Other players in the beauty and skin care segment include the likes of listed rival Nykaa, Purplle, The Good Glam Group & Sugar Cosmetics.
On November 3, 2022 Finrollnews had reported that Honansa turned profitable in FY 22, posting a net profit of close to Rs 20 crore. The firm also saw its revenue surge by 102 percent to Rs 952 crore in the fiscal compared to the year-ago period. In FY22, the company spent Rs 391 crore on advertising, while its cost of materials and employee benefit expenses increased to Rs 281 crore and nearly Rs 79 crore, respectively, the report added.
Honasa began retailing through the D2C route, followed by online marketplaces and is now looking to scale up its offline presence. It is also partnering with local channels for the international foray of Mamaearth into markets like Bangladesh, Malaysia, Vietnam and Thailand.
In an interview dated September 10, 2022 with Business Today TV, Varun Alagh said: “Our gross profitability metrics are very healthy. And, if we were to compare it to the listed FMCG peers, we’ll probably be in the top five per cent quartile of the set from a gross profitability profile perspective.”

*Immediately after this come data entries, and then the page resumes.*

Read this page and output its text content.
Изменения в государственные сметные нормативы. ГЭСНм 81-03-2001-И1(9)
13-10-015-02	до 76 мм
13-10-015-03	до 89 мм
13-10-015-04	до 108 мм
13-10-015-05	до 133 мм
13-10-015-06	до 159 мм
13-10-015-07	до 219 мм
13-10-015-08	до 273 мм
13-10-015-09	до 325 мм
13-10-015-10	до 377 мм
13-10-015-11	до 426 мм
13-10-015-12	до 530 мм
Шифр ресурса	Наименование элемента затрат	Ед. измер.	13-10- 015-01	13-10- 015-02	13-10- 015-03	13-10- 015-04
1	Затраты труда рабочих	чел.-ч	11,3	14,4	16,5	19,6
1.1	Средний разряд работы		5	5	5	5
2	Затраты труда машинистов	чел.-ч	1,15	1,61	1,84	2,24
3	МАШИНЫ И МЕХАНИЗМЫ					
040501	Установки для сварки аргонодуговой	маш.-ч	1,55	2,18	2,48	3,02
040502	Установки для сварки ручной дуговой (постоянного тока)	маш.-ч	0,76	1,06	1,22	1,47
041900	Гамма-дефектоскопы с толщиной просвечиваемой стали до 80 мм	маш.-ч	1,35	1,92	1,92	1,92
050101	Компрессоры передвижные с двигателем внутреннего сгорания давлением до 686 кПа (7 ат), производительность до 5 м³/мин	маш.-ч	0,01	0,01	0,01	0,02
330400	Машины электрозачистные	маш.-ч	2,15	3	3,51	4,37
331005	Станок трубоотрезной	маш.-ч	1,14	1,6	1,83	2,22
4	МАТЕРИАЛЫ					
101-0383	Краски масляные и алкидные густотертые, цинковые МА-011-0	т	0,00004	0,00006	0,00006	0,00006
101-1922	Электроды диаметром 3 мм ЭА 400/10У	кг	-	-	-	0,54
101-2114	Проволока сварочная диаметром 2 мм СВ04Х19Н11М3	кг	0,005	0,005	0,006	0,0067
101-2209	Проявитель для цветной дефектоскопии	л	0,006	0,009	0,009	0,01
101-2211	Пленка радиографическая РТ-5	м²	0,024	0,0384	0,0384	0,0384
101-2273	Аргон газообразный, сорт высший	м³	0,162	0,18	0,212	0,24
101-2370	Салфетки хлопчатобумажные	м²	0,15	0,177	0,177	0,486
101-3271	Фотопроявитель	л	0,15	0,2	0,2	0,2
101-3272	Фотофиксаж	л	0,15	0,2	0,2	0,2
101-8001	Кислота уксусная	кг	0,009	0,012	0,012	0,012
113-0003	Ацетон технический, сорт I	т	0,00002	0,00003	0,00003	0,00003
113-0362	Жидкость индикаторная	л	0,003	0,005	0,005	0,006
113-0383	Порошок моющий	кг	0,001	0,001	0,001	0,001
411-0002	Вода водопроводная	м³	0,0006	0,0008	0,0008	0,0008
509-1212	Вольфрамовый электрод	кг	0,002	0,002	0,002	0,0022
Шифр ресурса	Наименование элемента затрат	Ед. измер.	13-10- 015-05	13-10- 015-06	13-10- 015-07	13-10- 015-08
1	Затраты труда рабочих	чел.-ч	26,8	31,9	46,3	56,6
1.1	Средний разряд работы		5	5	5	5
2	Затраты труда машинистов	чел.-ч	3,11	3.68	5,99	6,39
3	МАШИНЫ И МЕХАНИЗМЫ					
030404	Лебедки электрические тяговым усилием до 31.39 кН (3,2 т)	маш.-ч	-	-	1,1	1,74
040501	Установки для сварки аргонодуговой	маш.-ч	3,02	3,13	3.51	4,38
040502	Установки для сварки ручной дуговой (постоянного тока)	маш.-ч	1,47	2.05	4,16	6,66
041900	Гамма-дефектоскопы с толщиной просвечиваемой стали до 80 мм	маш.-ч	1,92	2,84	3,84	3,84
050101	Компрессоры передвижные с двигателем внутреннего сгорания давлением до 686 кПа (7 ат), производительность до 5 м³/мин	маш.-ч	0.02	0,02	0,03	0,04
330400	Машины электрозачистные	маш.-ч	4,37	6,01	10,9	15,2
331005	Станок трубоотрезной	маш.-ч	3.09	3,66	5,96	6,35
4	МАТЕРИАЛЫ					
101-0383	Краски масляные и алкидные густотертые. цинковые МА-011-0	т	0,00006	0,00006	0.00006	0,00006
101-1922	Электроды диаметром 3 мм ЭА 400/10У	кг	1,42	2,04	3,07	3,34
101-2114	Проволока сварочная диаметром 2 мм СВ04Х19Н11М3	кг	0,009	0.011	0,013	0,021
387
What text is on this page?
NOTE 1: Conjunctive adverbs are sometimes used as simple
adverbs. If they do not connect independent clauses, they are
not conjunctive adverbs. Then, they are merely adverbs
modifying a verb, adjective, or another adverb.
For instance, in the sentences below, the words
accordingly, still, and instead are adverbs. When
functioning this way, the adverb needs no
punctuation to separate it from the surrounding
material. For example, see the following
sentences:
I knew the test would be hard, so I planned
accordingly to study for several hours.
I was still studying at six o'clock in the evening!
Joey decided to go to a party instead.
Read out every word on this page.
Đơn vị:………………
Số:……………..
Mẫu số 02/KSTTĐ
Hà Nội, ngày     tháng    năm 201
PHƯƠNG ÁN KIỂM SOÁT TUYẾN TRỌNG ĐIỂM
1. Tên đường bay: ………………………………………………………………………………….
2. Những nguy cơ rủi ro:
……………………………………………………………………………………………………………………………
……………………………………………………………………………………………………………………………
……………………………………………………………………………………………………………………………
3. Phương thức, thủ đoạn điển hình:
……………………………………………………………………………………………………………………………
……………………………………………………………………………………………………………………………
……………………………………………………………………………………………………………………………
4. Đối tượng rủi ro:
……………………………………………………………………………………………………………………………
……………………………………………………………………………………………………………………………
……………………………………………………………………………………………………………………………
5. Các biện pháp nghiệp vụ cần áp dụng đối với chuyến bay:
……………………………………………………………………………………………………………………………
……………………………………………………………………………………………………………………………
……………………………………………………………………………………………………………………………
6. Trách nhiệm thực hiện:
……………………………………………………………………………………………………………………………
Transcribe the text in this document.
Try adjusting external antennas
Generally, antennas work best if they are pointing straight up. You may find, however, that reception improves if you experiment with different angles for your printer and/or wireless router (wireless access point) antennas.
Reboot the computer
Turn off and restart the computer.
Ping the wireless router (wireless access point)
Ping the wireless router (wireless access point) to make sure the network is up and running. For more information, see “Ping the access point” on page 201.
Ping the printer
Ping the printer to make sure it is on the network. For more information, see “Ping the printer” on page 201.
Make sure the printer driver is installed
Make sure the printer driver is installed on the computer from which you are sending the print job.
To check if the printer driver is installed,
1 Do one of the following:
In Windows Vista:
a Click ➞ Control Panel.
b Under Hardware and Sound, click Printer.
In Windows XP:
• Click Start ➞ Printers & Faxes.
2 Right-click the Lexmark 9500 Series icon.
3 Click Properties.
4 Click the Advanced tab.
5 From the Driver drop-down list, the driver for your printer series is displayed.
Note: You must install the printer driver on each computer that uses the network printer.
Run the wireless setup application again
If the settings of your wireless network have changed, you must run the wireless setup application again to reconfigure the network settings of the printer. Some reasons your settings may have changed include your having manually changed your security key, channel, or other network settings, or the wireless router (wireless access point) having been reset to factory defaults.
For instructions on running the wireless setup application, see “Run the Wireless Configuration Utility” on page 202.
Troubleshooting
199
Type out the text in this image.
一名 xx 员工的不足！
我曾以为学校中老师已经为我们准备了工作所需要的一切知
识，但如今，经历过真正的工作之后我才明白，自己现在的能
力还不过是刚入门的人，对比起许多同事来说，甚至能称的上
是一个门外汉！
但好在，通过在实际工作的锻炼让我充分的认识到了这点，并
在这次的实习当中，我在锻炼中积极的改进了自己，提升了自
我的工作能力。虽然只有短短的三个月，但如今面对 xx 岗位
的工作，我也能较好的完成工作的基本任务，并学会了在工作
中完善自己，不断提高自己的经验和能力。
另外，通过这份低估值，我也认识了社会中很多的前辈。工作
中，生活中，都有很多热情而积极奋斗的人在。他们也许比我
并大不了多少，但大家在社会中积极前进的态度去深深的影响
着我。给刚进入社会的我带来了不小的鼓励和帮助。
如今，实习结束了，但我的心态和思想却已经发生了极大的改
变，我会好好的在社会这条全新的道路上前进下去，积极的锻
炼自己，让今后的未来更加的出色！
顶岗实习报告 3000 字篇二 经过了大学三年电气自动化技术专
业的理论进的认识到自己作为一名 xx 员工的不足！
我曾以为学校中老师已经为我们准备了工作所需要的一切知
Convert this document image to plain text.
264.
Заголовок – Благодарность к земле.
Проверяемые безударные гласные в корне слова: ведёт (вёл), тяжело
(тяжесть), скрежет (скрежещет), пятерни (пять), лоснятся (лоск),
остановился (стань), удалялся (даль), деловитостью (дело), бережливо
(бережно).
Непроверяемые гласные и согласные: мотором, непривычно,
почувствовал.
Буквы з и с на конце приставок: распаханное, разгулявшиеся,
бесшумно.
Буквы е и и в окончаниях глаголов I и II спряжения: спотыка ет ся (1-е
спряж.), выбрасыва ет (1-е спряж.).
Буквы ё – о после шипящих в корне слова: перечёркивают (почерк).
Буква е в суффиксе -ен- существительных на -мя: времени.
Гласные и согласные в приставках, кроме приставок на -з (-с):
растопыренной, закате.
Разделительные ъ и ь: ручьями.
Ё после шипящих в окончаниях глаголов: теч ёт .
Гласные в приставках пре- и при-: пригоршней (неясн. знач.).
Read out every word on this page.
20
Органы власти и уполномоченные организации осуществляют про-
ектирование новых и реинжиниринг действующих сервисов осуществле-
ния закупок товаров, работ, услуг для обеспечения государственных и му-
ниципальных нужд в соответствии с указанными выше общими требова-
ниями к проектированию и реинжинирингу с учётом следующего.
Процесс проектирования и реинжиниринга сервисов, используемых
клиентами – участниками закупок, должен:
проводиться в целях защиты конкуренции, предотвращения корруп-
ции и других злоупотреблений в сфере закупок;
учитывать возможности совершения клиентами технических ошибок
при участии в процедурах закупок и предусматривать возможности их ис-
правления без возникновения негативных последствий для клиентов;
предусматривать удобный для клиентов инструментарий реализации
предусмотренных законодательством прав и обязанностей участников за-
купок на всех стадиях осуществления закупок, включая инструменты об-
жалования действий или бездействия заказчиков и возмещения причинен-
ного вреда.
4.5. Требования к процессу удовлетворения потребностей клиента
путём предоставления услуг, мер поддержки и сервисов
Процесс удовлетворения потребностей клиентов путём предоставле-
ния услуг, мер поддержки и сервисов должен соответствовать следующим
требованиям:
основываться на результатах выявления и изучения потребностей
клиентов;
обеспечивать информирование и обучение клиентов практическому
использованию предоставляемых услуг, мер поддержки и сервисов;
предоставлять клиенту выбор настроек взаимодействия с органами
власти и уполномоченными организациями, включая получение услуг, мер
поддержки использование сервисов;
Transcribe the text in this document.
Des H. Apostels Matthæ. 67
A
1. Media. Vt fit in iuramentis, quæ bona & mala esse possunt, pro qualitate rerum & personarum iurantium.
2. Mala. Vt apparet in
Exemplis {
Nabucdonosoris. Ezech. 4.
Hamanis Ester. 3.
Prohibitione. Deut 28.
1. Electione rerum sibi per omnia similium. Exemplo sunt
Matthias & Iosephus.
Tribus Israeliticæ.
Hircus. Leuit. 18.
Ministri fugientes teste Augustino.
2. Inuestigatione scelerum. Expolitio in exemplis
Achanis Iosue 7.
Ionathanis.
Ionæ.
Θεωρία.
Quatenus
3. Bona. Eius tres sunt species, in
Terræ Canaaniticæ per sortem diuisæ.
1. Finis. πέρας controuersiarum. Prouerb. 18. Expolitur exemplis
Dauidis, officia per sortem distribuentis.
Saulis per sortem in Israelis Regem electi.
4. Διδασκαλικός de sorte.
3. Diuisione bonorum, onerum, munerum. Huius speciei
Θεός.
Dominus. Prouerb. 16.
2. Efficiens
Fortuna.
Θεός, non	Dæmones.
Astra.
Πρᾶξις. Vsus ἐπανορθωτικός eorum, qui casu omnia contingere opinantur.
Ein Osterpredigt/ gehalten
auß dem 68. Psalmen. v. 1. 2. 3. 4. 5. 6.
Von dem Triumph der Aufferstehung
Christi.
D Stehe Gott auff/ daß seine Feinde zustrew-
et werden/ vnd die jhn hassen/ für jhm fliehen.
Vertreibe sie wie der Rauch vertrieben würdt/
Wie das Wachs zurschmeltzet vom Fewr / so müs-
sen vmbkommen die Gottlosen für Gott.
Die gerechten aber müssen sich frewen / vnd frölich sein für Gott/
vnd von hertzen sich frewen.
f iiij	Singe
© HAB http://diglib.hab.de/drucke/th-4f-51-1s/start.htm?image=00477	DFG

“We are there in almost 40,000 stores, across 100 plus cities now. From an availability perspective, we continue to double down on it,” he added.
The Indian BPC market
This is how Honasa Consumer positions itself in the DRHP: “We are the largest digital-first BPC ( beauty and personal care) company in India in terms of revenue from operations for the Financial Year 2022 (Source: RedSeer Report). We have a portfolio of six BPC brands with differentiated value propositions and as of September 30, 2022, our flagship brand, Mamaearth, has emerged as the fastest-growing BPC brand in India to reach an annual revenue of Rs 10 billion (in the preceding 12 months) within six years of launch (Source: RedSeer Report). “
The DRHP goes on to add that the market for BPC products in India is expected to grow from approximately $17 billion in 2021 to $30 billion in 2026 at a CAGR of approximately 12 percent, which is among the highest within the broader retail categories and faster than other retail categories in India during this period.
“The BPC products market lends itself well to digital penetration and the online BPC market, which is currently sized as $2.5 billion, is expected to grow at 27 percent annually to be around $8.4 billion by 2026, translating to an online penetration of 28 percent,” the DRHP says.